Beyond the Standard Analysis: expanding the types of counterfactuals

In section 6.4.3, we introduced the distinction between different types of assumptions, or counterfactual claims: simplifying assumptions, and easy and difficult counterfactuals. In the following, we further differentiate between types of counterfactuals. We will label them good counterfactuals and untenable counterfactuals, the latter consisting of implausible and incoherent counterfactuals.

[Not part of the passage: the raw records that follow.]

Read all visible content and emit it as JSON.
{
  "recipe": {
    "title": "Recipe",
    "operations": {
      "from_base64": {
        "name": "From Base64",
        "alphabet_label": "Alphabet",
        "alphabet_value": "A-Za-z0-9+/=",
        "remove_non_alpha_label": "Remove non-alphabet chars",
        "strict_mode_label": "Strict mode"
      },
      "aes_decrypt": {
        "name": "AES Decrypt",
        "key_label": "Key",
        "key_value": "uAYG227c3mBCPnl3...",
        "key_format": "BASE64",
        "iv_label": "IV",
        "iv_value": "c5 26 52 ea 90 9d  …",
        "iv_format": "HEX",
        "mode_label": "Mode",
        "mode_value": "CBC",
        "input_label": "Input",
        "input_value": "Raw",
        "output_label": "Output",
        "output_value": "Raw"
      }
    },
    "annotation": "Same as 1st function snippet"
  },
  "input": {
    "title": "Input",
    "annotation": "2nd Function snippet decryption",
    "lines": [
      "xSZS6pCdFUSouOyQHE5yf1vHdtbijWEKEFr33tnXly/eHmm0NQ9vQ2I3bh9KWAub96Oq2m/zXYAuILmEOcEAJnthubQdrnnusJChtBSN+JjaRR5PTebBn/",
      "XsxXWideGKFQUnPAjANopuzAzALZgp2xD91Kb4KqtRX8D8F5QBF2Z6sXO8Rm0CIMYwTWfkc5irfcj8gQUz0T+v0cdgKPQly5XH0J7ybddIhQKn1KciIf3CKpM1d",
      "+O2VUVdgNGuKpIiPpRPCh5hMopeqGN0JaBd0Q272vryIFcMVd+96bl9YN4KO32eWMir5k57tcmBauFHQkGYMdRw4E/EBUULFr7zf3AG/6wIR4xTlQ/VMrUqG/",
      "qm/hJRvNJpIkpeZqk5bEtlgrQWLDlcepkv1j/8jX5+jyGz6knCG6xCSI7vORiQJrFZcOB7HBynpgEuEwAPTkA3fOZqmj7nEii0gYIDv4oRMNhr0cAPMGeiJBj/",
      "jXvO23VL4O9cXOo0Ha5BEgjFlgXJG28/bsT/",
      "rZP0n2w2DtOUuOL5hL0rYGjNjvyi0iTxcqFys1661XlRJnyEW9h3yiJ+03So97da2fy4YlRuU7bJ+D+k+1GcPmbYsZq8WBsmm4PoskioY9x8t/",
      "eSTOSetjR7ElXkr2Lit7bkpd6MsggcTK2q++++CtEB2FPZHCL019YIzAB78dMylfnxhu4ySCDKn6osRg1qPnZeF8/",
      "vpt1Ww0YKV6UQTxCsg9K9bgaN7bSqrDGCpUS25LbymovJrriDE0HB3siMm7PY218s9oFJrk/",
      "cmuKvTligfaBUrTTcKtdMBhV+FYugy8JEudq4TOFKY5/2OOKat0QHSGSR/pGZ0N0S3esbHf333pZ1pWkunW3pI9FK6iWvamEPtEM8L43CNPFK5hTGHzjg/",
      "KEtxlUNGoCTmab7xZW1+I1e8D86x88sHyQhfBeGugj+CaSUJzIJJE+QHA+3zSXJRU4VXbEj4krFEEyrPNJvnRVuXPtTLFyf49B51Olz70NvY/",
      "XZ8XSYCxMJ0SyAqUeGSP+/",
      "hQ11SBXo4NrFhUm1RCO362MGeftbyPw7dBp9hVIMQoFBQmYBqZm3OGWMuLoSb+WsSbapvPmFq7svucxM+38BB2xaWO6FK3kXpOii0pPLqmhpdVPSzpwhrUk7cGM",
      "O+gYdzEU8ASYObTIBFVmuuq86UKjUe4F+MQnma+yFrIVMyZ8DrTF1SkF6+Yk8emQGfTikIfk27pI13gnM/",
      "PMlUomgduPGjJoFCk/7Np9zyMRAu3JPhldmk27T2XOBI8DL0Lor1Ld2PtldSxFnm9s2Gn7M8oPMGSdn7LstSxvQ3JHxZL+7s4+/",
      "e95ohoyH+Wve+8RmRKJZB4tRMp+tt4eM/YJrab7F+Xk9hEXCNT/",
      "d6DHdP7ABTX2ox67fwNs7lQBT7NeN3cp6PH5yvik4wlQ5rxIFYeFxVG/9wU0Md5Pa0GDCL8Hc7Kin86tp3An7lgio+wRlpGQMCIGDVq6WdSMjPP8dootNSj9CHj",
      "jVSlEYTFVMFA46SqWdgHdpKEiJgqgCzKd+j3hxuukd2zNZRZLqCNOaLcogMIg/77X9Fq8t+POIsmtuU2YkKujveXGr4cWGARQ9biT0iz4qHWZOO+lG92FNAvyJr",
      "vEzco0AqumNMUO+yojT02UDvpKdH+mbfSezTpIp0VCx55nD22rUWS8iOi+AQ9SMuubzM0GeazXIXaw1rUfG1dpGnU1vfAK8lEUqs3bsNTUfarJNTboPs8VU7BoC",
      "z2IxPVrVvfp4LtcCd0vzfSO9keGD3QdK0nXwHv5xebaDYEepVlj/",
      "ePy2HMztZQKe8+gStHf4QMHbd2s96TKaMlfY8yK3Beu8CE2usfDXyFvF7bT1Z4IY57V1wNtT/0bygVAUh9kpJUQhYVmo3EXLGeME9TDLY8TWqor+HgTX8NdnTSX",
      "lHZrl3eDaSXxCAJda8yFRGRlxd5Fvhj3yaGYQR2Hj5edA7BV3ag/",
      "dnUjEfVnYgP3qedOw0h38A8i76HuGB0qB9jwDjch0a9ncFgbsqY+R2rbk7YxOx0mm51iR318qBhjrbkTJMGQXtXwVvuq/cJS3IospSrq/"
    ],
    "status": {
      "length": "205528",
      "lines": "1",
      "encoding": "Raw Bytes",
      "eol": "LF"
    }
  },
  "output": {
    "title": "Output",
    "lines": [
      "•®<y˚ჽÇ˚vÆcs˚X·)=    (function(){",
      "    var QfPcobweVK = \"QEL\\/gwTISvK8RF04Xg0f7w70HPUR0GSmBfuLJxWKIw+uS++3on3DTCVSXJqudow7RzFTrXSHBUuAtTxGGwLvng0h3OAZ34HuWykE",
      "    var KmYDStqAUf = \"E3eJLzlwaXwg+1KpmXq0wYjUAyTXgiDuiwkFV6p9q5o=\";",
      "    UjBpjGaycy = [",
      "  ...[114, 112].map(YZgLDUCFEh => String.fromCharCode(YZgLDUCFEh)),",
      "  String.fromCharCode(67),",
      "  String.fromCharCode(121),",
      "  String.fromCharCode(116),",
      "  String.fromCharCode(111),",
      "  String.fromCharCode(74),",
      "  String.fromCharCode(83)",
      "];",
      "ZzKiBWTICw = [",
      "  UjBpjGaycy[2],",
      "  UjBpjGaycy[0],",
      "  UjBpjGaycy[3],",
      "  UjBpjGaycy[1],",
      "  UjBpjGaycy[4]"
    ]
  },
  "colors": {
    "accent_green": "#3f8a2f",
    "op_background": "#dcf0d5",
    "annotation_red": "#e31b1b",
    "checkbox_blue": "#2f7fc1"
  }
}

Incoherent counterfactuals are defined as assumptions that contradict claims made about the same remainder at a different moment of the analytical process. This fallacy can happen in two ways. First, the researcher performs separate analyses for both Y and ~Y and includes the same remainder into both minimization procedures. By doing so, the researcher is effectively saying that the same logical remainder is sufficient for both the occurrence and the non-occurrence of an outcome. This type of assumption is already discussed in the literature under the label contradictory assumption (Yamasaki and Rihoux 2009 ). The second form of incoherent counterfactuals can occur when researchers make a claim of necessity but then also allow a logical remainder to be part of a sufficiency solution that contradicts that claim of necessity. To see how this happens, recall that if X is necessary for Y, then Y cannot occur in the presence of ~X. Formally: if X ←Y, then ~X → ~Y ( section 3.3.3 ). Hence, if a researcher claims that X is necessary for Y, then any logical remainder row that implies condition ~X cannot be used for a counterfactual claim following which it would produce outcome Y. This is, so far, a widely overlooked pitfall.